To be clear, I'm not trying to be argumentative or divisive; I'm just trying to understand the animosity towards Emby and why it's so often left out of the conversation, so to speak. It's something I've never been able to wrap my head around. Thanks for taking the time to chat about this.
It certainly can work, typically, not a whole lot of users would be capable of "just forking it and bypass the paywall". And of them, most (including myself) would rather just pay up (especially for quality software). Most of those remaining might just not be able to afford it, and probably wouldn't pay anyways (Your statement is, essentially, the same that giant corporations use against piracy). The actual rude/asshole users would be what's left, a small minority of a minority.
The fact of going closed source, especially after making statements saying they would pretty much keep it open source (Note: this part of my memory is iffy on this, this could have been just a forum/reddit post/reply from a core dev or something (I would still be pissed about it going closed regardless, because it's actually written in one of my preferred languages, C# :/))
There are definitely a few different monetization options, they could
have just done a subscription and kindly asked those with the means financially and technically to refrain from bypassing it (gamevau.lt does this I know for sure, how well it works out for them is...TBD, kinda young project but really cool to checkout if you're a gamer)

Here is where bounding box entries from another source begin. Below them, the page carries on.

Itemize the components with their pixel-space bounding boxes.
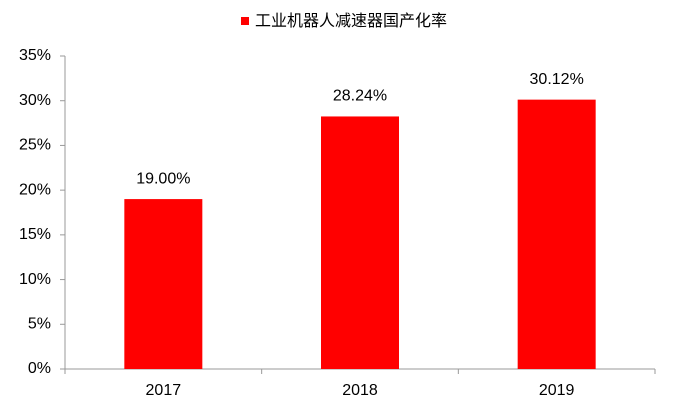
y-tick-label: 20%: [19, 181, 51, 198]
y-tick-label: 5%: [28, 316, 51, 333]
bar: [517, 99, 596, 369]
y-tick-label: 0%: [28, 360, 51, 377]
value-label: 19.00%: [136, 170, 190, 187]
y-tick-label: 25%: [19, 137, 51, 154]
y-tick-label: 30%: [19, 92, 51, 109]
x-tick-label: 2018: [342, 382, 378, 399]
y-tick-label: 15%: [19, 226, 51, 243]
x-tick-label: 2019: [539, 382, 575, 399]
bar: [124, 199, 203, 369]
legend-swatch: [241, 17, 249, 25]
bar: [321, 116, 399, 370]
value-label: 30.12%: [530, 71, 584, 88]
y-tick-label: 10%: [19, 271, 51, 288]
legend-label: 工业机器人减速器国产化率: [255, 12, 447, 30]
x-tick-label: 2017: [146, 382, 182, 399]
value-label: 28.24%: [333, 88, 387, 105]
y-tick-label: 35%: [19, 47, 51, 64]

Write a closed source plugin that would house their closed source premium options, or write each premium feature as a plugin, so intro skipping could be a plugin you just buy on their web store for example
Do subscriptions for support packages or maybe even hosting
Have a community, open source branch and a premium closed source branch like pfSense does
Problem is, they sought little input if any from the community, just announced it as a "we're doing this and that's it". No trial runs of alternative plans, surveys or anything. Which they have that right as project owners, but it doesn't make it any less a rude thing to do
I'm fairly certain I didn't, pretty sure they announced it and going closed source and then I began bailing to Plex once I saw their response.